Tbilisi, 1 November 2001 (RFE/RL) -- Georgian President Eduard Shevardnadze dismissed the entire government today amid a scandal over a failed police raid on the Rustavi-2 independent television station. Shevardnadze said he dissolved the government in the interests of Georgia's "fate, of democracy and maintaining the belief that freedom of speech, civil freedom, and freedom of expression are not endangered."

"The situation was very tough indeed. And I had to take a decision, involving my colleagues, my friends, my fellow politicians; the decision, be honest, reflected neither my will nor my mood. I had to take this step for the sake of Georgia and its stability," Shevardnadze said.

Presidential spokesman Kakha Imnadze said that until a new government is in place, ministerial functions will be carried out by first deputy ministers. Imnadze confirmed an earlier announcement of the move by parliamentary speaker Zurab Zhvania, the second-ranked politician in the state.

Zhvania, a Shevardnadze opponent, has also stepped down. But Zhvania, amid continuing demonstrations in which some are demanding the resignation of Shevardnadze, told lawmakers it is important to "ease tension in the city and prompt the demonstrators to disperse." Zhvania insists that a power struggle is not underway and says Shevardnadze should not resign.

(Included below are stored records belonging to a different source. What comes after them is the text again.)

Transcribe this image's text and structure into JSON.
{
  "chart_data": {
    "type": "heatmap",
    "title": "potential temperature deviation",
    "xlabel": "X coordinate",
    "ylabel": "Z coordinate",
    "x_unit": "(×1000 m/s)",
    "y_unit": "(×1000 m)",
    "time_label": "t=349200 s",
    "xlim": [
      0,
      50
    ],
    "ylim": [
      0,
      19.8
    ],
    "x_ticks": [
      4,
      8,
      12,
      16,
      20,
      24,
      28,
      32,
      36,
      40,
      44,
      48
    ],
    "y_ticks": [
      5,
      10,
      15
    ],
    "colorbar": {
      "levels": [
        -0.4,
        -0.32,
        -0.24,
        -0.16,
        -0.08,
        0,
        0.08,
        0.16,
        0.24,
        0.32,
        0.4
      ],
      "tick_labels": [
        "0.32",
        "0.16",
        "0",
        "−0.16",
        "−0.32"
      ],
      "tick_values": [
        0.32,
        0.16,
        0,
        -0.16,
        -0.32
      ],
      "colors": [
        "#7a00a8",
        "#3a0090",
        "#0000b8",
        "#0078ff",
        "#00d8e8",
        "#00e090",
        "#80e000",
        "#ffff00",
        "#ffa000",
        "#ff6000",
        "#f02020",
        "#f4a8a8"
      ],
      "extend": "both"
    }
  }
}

Thousands of demonstrators have refused calls to disperse.

Two days ago security agents tried but failed to enter the offices of the Rustavi-2 station, under the pretext of investigating its finances. The station has been critical of government policies, and the raid was seen as an attempt to muzzle the media.

Several thousand people gathered in Tbilisi yesterday to support Rustavi and media freedom in Georgia. They first demanded the resignations of Interior Minister Kakha Targamadze and Prosecutor-General Giya Maparishvili.

In the wake of those protests, Shevardnadze accepted the resignation of Security Minister Vakhtang Kutateladze, but said that the raid was not linked to any state interference in independent media.